Nirmala, pun, meletakkan gelasnya. Ia menoleh. "Ada apa, Pak?" sahutnya, dengan kepala tertunduk. Banyak orang yang tidak sanggup memandang tatapan Erick. Nirmala salah satunya. Berada di dekat Erick saja bisa membuat siapapun merasa parno.
"Ikut aku sebentar," jawab Erick.
"Eh, saya?" Nirmala menunjuk dirinya sendiri.
"Memang ada orang lain di tempat ini?" tanya balik Erick.
Nirmala semakin menunduk. "Enggak ada, Pak," jawabnya.
"Ayo!" ajak Erick.
"Bentar, Pak," tahan Nirmala.
Ia pun berbalik dan melepaskan semua alat perangnya. Kemudian bergegas mengikuti langkah Erick yang sudah bergerak duluan.
Langkah Erick berhenti di salah satu meja yang sudah berisi 3 piring makanan dan dua gelas minuman. Ia pun duduk. Kemudian mempersilakan Nirmala duduk di depannya.
Nirmala menoleh ke kanan kiri. Seketika suasana menjadi canggung. Ia merasa suasana ini tidak menggambarkan sisi Erick biasanya. Erick tampak lain kali ini. Wajahnya terlihat sedikit mencair.
"Makanlah semuanya. Aku sedang mencoba membuat resep baru. Aku perlu seseorang untuk menguji rasanya," kata Erick.
"Eng-enggak, Pak. Saya enggak lapar," tolak Nirmala. Ia nekat. Bisa saja Erick menjadi lebih garang setelah ini. Namun, mana bisa ia makan dengan tenang di depan Erick?
"Cobalah saja, kalau begitu. Lagi pula, makanan ini terlalu sedikit untuk membuatmu kenyang," jelas Erick. Masih berusaha membujuk Nirmala.
Nirmala melirik ke arah makanan di atas tiga piring itu. Makanan itu tampak sederhana dan sangat sedikit. Nilai plusnya hanya pada penampilan.

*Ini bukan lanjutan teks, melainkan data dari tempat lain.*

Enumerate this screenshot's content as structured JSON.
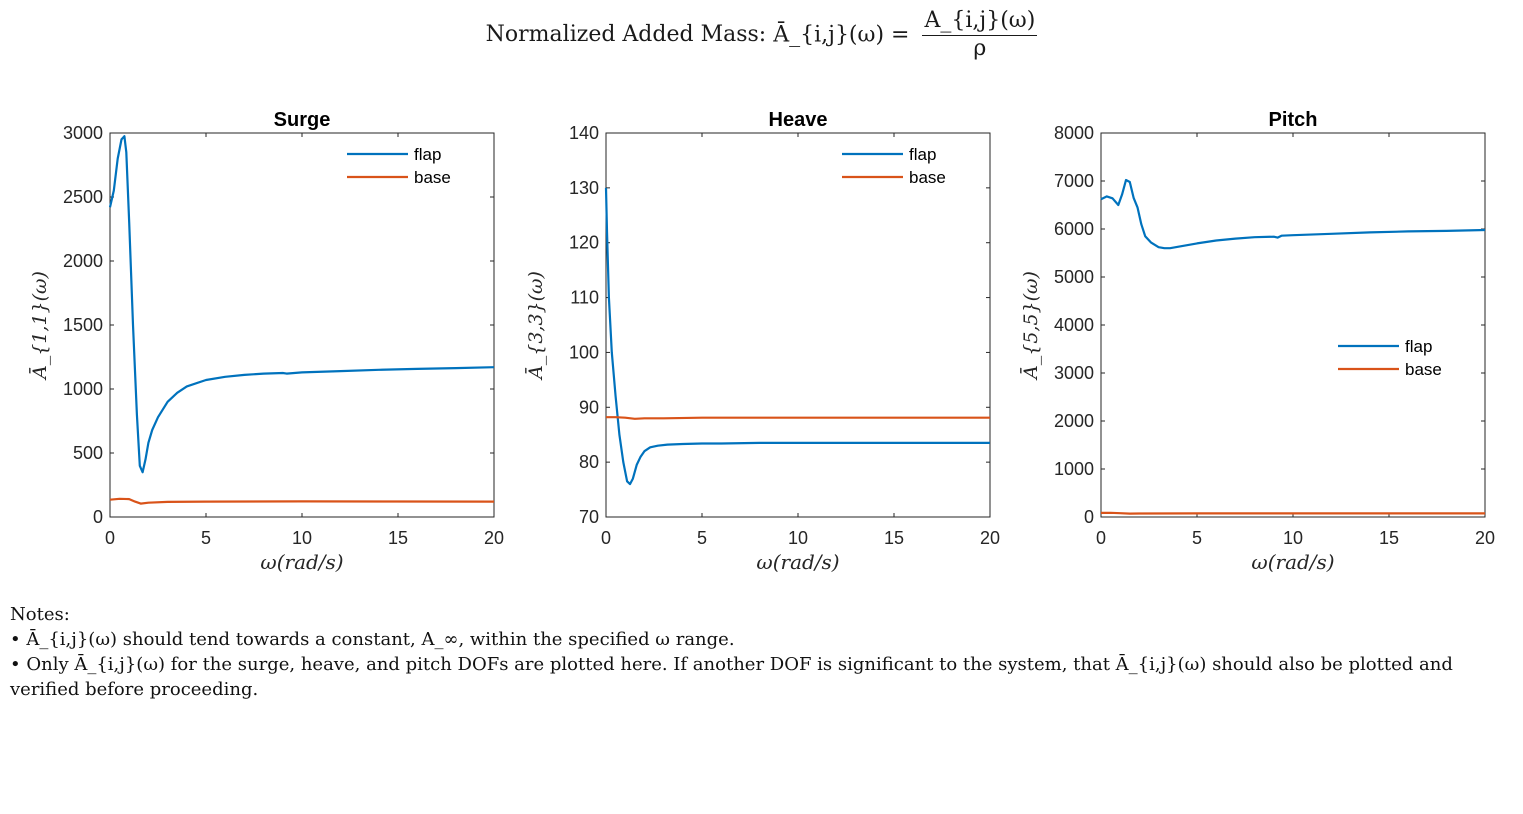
{
  "figure": {
    "title_text": "Normalized Added Mass: ",
    "title_lhs": "Ā_{i,j}(ω) =",
    "title_numerator": "A_{i,j}(ω)",
    "title_denominator": "ρ"
  },
  "colors": {
    "flap": "#0072BD",
    "base": "#D95319",
    "axis": "#262626"
  },
  "chart_data": [
    {
      "type": "line",
      "title": "Surge",
      "xlabel": "ω(rad/s)",
      "ylabel": "Ā_{1,1}(ω)",
      "xlim": [
        0,
        20
      ],
      "ylim": [
        0,
        3000
      ],
      "xticks": [
        0,
        5,
        10,
        15,
        20
      ],
      "yticks": [
        0,
        500,
        1000,
        1500,
        2000,
        2500,
        3000
      ],
      "legend_position": "top-right",
      "grid": false,
      "series": [
        {
          "name": "flap",
          "x": [
            0,
            0.2,
            0.4,
            0.6,
            0.75,
            0.85,
            1.0,
            1.2,
            1.4,
            1.55,
            1.7,
            1.85,
            2.0,
            2.2,
            2.5,
            3.0,
            3.5,
            4.0,
            5.0,
            6.0,
            7.0,
            8.0,
            9.0,
            9.2,
            10.0,
            12.0,
            14.0,
            16.0,
            18.0,
            20.0
          ],
          "y": [
            2420,
            2550,
            2800,
            2950,
            2975,
            2850,
            2300,
            1500,
            800,
            400,
            350,
            450,
            580,
            680,
            780,
            900,
            970,
            1020,
            1070,
            1095,
            1110,
            1120,
            1125,
            1120,
            1130,
            1140,
            1150,
            1157,
            1163,
            1170
          ]
        },
        {
          "name": "base",
          "x": [
            0,
            0.5,
            1.0,
            1.3,
            1.6,
            2.0,
            3.0,
            5.0,
            10.0,
            15.0,
            20.0
          ],
          "y": [
            135,
            142,
            140,
            120,
            105,
            112,
            118,
            120,
            122,
            121,
            120
          ]
        }
      ]
    },
    {
      "type": "line",
      "title": "Heave",
      "xlabel": "ω(rad/s)",
      "ylabel": "Ā_{3,3}(ω)",
      "xlim": [
        0,
        20
      ],
      "ylim": [
        70,
        140
      ],
      "xticks": [
        0,
        5,
        10,
        15,
        20
      ],
      "yticks": [
        70,
        80,
        90,
        100,
        110,
        120,
        130,
        140
      ],
      "legend_position": "top-right",
      "grid": false,
      "series": [
        {
          "name": "flap",
          "x": [
            0,
            0.05,
            0.15,
            0.3,
            0.5,
            0.7,
            0.9,
            1.1,
            1.25,
            1.4,
            1.6,
            1.8,
            2.0,
            2.3,
            2.7,
            3.2,
            4.0,
            5.0,
            6.0,
            8.0,
            8.5,
            10.0,
            12.0,
            15.0,
            20.0
          ],
          "y": [
            130,
            122,
            110,
            100,
            92,
            85,
            80,
            76.5,
            76,
            77,
            79.5,
            81,
            82,
            82.7,
            83,
            83.2,
            83.3,
            83.4,
            83.4,
            83.5,
            83.5,
            83.5,
            83.5,
            83.5,
            83.5
          ]
        },
        {
          "name": "base",
          "x": [
            0,
            0.5,
            1.0,
            1.5,
            2.0,
            3.0,
            5.0,
            10.0,
            15.0,
            20.0
          ],
          "y": [
            88.2,
            88.2,
            88.1,
            87.9,
            88.0,
            88.0,
            88.1,
            88.1,
            88.1,
            88.1
          ]
        }
      ]
    },
    {
      "type": "line",
      "title": "Pitch",
      "xlabel": "ω(rad/s)",
      "ylabel": "Ā_{5,5}(ω)",
      "xlim": [
        0,
        20
      ],
      "ylim": [
        0,
        8000
      ],
      "xticks": [
        0,
        5,
        10,
        15,
        20
      ],
      "yticks": [
        0,
        1000,
        2000,
        3000,
        4000,
        5000,
        6000,
        7000,
        8000
      ],
      "legend_position": "right",
      "grid": false,
      "series": [
        {
          "name": "flap",
          "x": [
            0,
            0.3,
            0.6,
            0.9,
            1.1,
            1.3,
            1.5,
            1.7,
            1.9,
            2.1,
            2.3,
            2.6,
            3.0,
            3.3,
            3.6,
            4.0,
            5.0,
            6.0,
            7.0,
            8.0,
            9.0,
            9.2,
            9.4,
            10.0,
            12.0,
            14.0,
            16.0,
            18.0,
            20.0
          ],
          "y": [
            6620,
            6680,
            6640,
            6500,
            6720,
            7020,
            6980,
            6650,
            6450,
            6100,
            5850,
            5720,
            5620,
            5600,
            5600,
            5630,
            5700,
            5760,
            5800,
            5830,
            5840,
            5820,
            5860,
            5870,
            5900,
            5930,
            5950,
            5960,
            5980
          ]
        },
        {
          "name": "base",
          "x": [
            0,
            0.5,
            1.0,
            1.5,
            2.0,
            5.0,
            10.0,
            15.0,
            20.0
          ],
          "y": [
            85,
            88,
            80,
            70,
            72,
            75,
            75,
            75,
            75
          ]
        }
      ]
    }
  ],
  "notes": {
    "heading": "Notes:",
    "bullet_1": "• Ā_{i,j}(ω) should tend towards a constant, A_∞, within the specified ω range.",
    "bullet_2": "• Only Ā_{i,j}(ω) for the surge, heave, and pitch DOFs are plotted here. If another DOF is significant to the system, that Ā_{i,j}(ω) should also be plotted and verified before proceeding."
  }
}
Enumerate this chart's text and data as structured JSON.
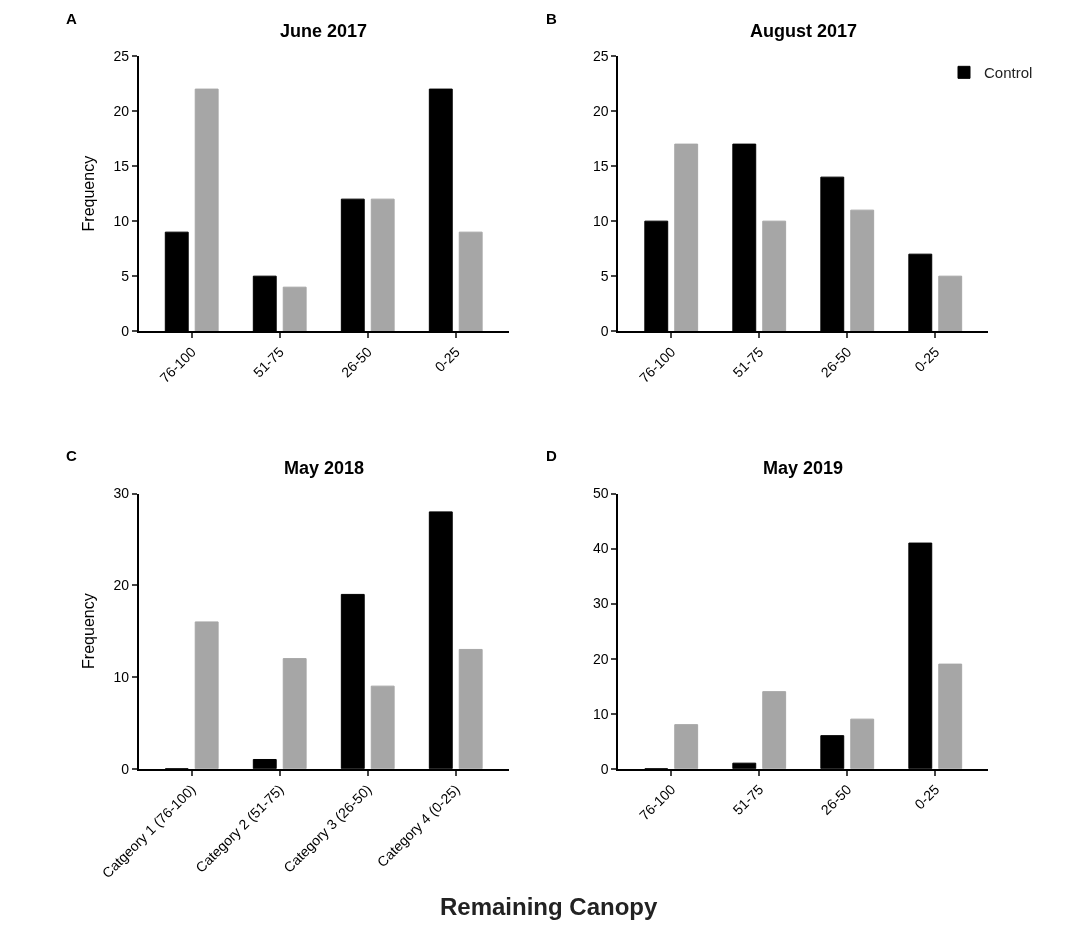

"Baik, Pak." Akhirnya, Nirmala mengalah. Ia khawatir jika ia kukuh pada penolakannya, bisa saja ada monster yang datang sebentar lagi.
Sekali suapan, Nirmala langsung dihipnotis oleh rasanya yang fantastis. Keanggunan tampilan makanan itu benar-benar menggambarkan rasanya.
"Hm. Enak banget, Pak," puji Nirmala.
Hanya membutuhkan tiga kali suapan saja untuk menghabiskan sepiring makanan itu bagi Nirmala. Seketika Nirmala kehilangan rasa sungkannya.